Why GitHub Switched to GraphQL: Benefits Over REST APIs
GitHub introduced a GraphQL‑based public API to overcome REST’s scalability and flexibility limits, allowing clients to specify exact data needs, reduce network overhead, and combine multiple queries into a single request, while offering features like batching, subscriptions, and data latency control.
Background
GitHub announced a public API built with GraphQL.
GitHub's REST API is already mature and widely referenced; many tutorials exist.
GraphQL is a query language specification created by Facebook in 2012, open‑sourced in 2015, and now used internally to replace REST.
GitHub explains why it chose GraphQL.
What problems does the REST API have?
The main issue is scalability; as APIs evolve they become bloated.
In a typical REST design the server defines endpoints and the client calls the ones it needs, then combines the results.
For example, an early user endpoint might return only id and name. Later it adds many fields such as age, city, etc. Clients that only need name or headimage must still receive the full payload and filter it themselves, increasing network traffic.
Complex use‑cases often require calling several independent endpoints (e.g., article, comments, author) to assemble enough data, which is inflexible.
GitHub also faced other REST limitations, such as ensuring type‑safe client parameters, generating documentation from code, and identifying OAuth scopes for each endpoint.
What are the advantages of using GraphQL?
In GraphQL the client decides which fields to fetch.
With REST the server decides the shape of the response; the client can only pick from it, possibly needing multiple requests.
In GraphQL the client tells the server exactly what data it wants, and the server returns precisely that.

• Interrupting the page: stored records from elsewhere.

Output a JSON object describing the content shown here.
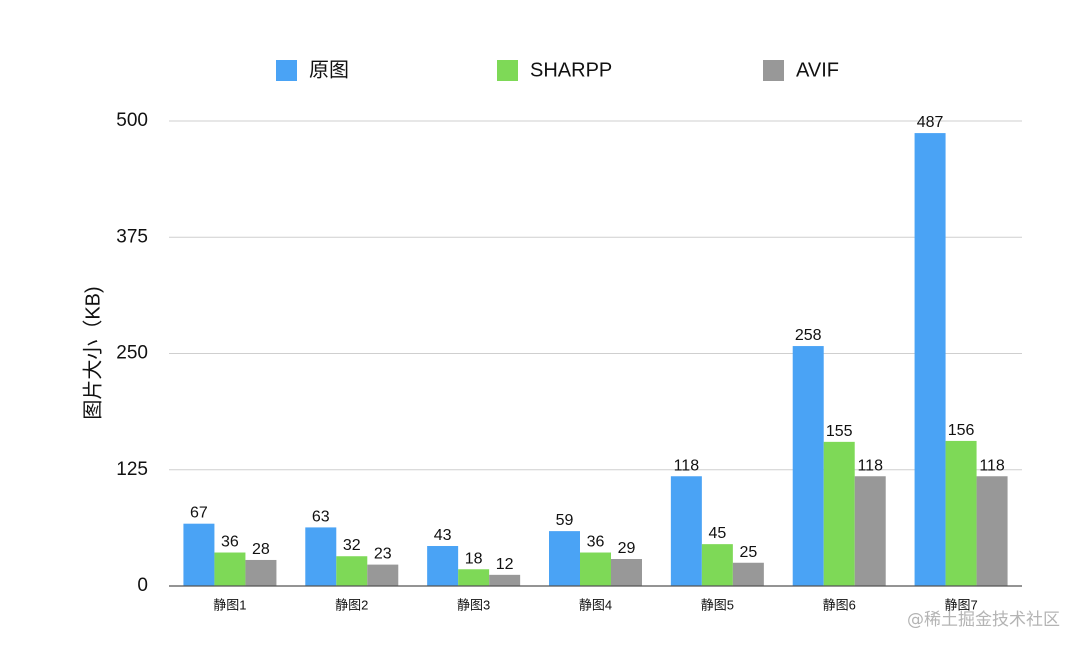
{
  "chart_data": {
    "type": "bar",
    "title": "",
    "xlabel": "",
    "ylabel": "图片大小（KB)",
    "ylim": [
      0,
      500
    ],
    "yticks": [
      0,
      125,
      250,
      375,
      500
    ],
    "grid": true,
    "legend_position": "top",
    "categories": [
      "静图1",
      "静图2",
      "静图3",
      "静图4",
      "静图5",
      "静图6",
      "静图7"
    ],
    "series": [
      {
        "name": "原图",
        "color": "#4aa3f5",
        "values": [
          67,
          63,
          43,
          59,
          118,
          258,
          487
        ]
      },
      {
        "name": "SHARPP",
        "color": "#7ed957",
        "values": [
          36,
          32,
          18,
          36,
          45,
          155,
          156
        ]
      },
      {
        "name": "AVIF",
        "color": "#989898",
        "values": [
          28,
          23,
          12,
          29,
          25,
          118,
          118
        ]
      }
    ]
  },
  "watermark": "@稀土掘金技术社区"
}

Example query to fetch a few user attributes:
{
viewer {
login
bio
location
isBountyHunter
}
}Corresponding response:
{
"data": {
"viewer": {
"login": "octocat",
"bio": "I've been around the world, from London to the Bay.",
"location": "San Francisco, CA",
"isBountyHunter": true
}
}
}The response keys match the request exactly.
A more complex query can retrieve starred repository counts, the first three repositories with their star, fork, watcher, and open‑issue totals in a single request:
{
viewer {
login
starredRepositories {
totalCount
}
repositories(first: 3) {
edges {
node {
name
stargazers { totalCount }
forks { totalCount }
watchers { totalCount }
issues(states:[OPEN]) { totalCount }
}
}
}
}
}Response (truncated for brevity):
{
"data": {
"viewer": {
"login": "octocat",
"starredRepositories": { "totalCount": 131 },
"repositories": {
"edges": [
{ "node": { "name":"octokit.rb", "stargazers":{"totalCount":17}, "forks":{"totalCount":3}, "watchers":{"totalCount":3}, "issues":{"totalCount":1} } },
{ "node": { "name":"octokit.objc", "stargazers":{"totalCount":2}, "forks":{"totalCount":0}, "watchers":{"totalCount":1}, "issues":{"totalCount":10} } },
{ "node": { "name":"octokit.net", "stargazers":{"totalCount":19}, "forks":{"totalCount":7}, "watchers":{"totalCount":3}, "issues":{"totalCount":4} } }
]
}
}
}
}All required data is obtained with a single request.
Other GraphQL features include batch requests with dependent queries, subscriptions for real‑time updates, and data latency directives to mark parts of the response as time‑insensitive.
Conclusion
Beyond GitHub, many large companies such as Pinterest, Coursera, and Shopify have adopted GraphQL.
GitHub is committed to improving its GraphQL API, making it more flexible and robust.